La Securities and Exchange Commission des États-Unis a accepté de régler son affaire de longue date contre le fondateur de Tron, Justin Sun, et les sociétés liées à l'écosystème TRON, selon un dossier judiciaire soumis jeudi au tribunal de district du district sud de New York.
Selon le jugement proposé, Rainberry paierait 10 millions de dollars de pénalités.
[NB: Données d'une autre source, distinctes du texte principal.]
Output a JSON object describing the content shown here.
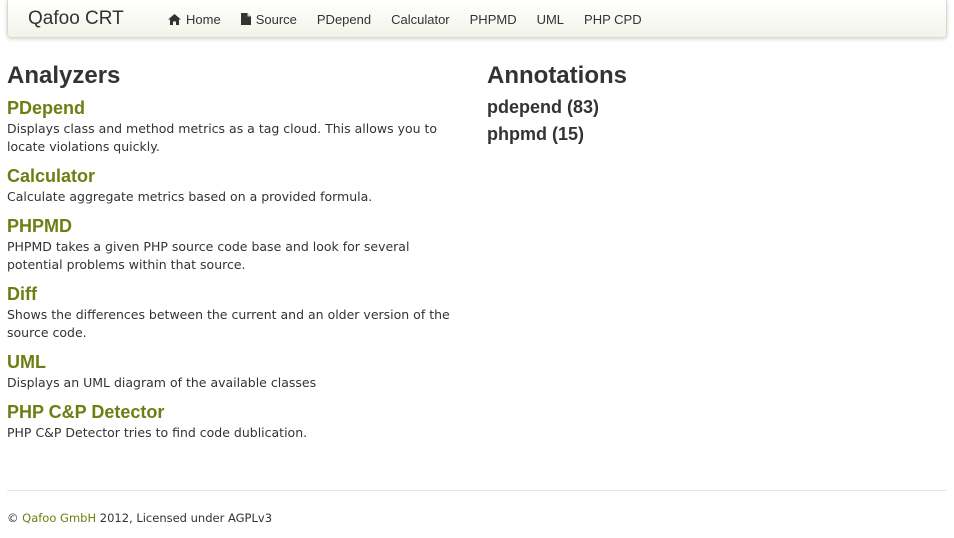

Les réclamations restantes contre Sun et les fondations associées seraient abandonnées.
Rainberry est la société derrière BitTorrent, qui est devenue liée à l'écosystème TRON après son acquisition par Sun en 2018.
L'accord doit encore être approuvé par le Tribunal fédéral.
La commission a également indiqué qu'elle déposerait un avis distinct rejetant les plaintes contre DeAndre Cortez Way, connu professionnellement sous le nom de rappeur Soulja Boy, concluant ainsi entièrement l'affaire.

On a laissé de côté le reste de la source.